Charles (Rex) Wahl, a GS-12 Environmental Specialist, has been on paid administrative leave for the past three months while the agency continues to ponder his fate. Shortly after Wahl was notified of his proposed firing on September 18th, the Bureau of Reclamation also dismissed his wife Cherie from a temporary clerk-typist position.
Ironically, Wahl’s main duty in Reclamation’s Yuma Area Office was to keep stakeholders, including environmentalists, abreast of agency “actions and initiatives” as required under National Environmental Policy Act (NEPA). In addition to his contact with environmentalists, Wahl is also charged with revealing “administratively controlled information” to other federal agencies.
“These charges are both insulting and illegal,” stated PEER Senior Counsel Paula Dinerstein, who is leading Wahl’s legal challenge against any proposed disciplinary action. “Public servants cannot be fired simply for telling inconvenient truths.”
In May, Wahl (who had earned excellent performance evaluations) had transferred to Reclamation’s Albuquerque Office. In August, Reclamation discovered the emails Wahl had sent months earlier as it cleared the hard drive of his computer.
Wahl’s disclosures concern an array of proposed Reclamation projects on the Lower Colorado River.
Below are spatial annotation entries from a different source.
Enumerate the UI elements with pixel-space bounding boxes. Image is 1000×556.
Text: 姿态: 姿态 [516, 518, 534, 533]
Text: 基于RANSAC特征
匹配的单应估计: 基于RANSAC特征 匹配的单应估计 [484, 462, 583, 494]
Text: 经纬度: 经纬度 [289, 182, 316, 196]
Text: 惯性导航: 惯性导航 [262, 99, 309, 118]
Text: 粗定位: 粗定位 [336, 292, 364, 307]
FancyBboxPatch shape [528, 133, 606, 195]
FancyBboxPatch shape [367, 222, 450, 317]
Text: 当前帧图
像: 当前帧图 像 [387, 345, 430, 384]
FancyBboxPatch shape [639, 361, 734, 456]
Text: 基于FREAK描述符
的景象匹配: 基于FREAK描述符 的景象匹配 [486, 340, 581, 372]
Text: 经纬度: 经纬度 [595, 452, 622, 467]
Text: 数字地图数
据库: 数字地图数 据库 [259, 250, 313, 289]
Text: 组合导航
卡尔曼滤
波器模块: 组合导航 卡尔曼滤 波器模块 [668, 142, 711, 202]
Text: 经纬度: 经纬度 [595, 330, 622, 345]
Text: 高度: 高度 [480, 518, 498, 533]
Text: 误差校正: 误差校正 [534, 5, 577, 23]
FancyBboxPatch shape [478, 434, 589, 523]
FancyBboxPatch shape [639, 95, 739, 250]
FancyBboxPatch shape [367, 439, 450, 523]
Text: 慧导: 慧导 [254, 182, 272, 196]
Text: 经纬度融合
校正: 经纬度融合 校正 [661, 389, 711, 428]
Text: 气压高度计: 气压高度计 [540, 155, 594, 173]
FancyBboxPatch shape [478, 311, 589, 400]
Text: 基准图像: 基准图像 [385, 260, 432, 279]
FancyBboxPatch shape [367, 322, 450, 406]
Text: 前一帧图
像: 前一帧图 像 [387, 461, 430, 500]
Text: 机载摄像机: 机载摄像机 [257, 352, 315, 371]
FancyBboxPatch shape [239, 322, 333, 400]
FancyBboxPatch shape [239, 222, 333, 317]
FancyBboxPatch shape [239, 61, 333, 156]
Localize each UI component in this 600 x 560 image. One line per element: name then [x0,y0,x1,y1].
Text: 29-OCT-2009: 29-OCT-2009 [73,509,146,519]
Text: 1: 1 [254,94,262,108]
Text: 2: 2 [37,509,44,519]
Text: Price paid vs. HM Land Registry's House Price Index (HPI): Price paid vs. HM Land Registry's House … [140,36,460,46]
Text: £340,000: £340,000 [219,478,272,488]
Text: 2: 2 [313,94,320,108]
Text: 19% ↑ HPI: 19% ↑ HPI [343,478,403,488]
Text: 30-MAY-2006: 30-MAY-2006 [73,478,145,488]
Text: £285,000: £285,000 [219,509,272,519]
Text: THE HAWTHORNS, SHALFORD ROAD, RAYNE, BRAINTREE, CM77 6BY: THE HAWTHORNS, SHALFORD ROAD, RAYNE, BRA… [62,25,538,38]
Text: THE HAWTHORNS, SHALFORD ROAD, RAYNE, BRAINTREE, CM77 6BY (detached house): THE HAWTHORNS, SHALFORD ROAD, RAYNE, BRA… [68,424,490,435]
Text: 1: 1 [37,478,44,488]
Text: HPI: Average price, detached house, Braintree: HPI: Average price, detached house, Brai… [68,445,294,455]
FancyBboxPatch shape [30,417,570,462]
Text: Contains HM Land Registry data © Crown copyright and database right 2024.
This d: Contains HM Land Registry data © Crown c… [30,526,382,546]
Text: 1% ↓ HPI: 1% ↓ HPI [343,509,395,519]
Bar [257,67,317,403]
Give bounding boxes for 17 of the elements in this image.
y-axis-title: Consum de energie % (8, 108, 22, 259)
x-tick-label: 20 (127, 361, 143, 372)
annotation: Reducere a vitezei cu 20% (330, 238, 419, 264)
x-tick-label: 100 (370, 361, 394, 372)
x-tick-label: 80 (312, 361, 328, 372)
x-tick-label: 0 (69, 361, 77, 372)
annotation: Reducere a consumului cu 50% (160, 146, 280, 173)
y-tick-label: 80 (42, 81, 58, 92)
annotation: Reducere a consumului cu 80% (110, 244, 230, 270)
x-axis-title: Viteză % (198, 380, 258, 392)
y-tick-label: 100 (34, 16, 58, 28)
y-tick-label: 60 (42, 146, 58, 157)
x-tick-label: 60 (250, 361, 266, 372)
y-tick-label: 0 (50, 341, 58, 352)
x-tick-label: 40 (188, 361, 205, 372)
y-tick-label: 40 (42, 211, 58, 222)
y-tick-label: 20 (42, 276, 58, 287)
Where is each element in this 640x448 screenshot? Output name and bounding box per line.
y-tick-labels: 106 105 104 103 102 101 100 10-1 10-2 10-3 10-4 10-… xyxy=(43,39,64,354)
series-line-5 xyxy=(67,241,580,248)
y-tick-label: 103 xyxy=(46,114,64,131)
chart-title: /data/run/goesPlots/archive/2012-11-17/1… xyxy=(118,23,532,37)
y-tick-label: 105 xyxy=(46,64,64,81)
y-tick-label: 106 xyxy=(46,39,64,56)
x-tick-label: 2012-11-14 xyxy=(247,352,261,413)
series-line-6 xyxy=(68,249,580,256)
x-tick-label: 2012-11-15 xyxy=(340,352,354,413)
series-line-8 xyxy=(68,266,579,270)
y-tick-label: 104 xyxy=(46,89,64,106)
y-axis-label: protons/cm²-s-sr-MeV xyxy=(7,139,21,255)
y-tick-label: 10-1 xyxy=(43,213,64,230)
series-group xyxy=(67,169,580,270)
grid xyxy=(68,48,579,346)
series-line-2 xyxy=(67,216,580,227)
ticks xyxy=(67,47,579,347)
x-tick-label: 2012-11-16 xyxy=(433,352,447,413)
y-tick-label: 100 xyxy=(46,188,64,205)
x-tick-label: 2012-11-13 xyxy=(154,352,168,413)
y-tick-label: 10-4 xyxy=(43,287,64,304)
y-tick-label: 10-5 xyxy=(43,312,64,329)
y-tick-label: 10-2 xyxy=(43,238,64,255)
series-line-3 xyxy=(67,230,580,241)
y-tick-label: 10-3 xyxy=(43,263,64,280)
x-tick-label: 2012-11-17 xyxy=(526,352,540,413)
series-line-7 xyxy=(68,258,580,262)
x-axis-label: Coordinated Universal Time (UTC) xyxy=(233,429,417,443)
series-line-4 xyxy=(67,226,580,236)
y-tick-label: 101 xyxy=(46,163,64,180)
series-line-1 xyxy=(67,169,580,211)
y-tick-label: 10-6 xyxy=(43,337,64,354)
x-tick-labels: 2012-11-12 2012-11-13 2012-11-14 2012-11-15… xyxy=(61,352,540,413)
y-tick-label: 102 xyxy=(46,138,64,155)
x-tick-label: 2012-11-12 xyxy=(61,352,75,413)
He also revealed that Reclamation had falsified material in a permit it submitted to the U.S. Army Corps of Engineers. In addition, Wahl suggested to environmentalists that they obtain certain agency reports through the Freedom of Information Act.
“Federal employees are not required to swear bureaucratic omertà – silence at the expense of the public interest,” Dinerstein added. “Part of the Bureau of Reclamation’s problem is that it apparently regards environmentalists as enemies. Contrary to its paranoid posture, Reclamation is required to be forthright about the implications of what it is doing.”
Reclamation is under no deadlines to act on Wahl’s case. Facing a short statute of limitations on filing complaints, however, PEER has initiated an investigation into the matter by the U.S. Department of Labor under the whistleblower provisions of the Clean Water Act, Clean Air Act and Solid Waste Disposal Act.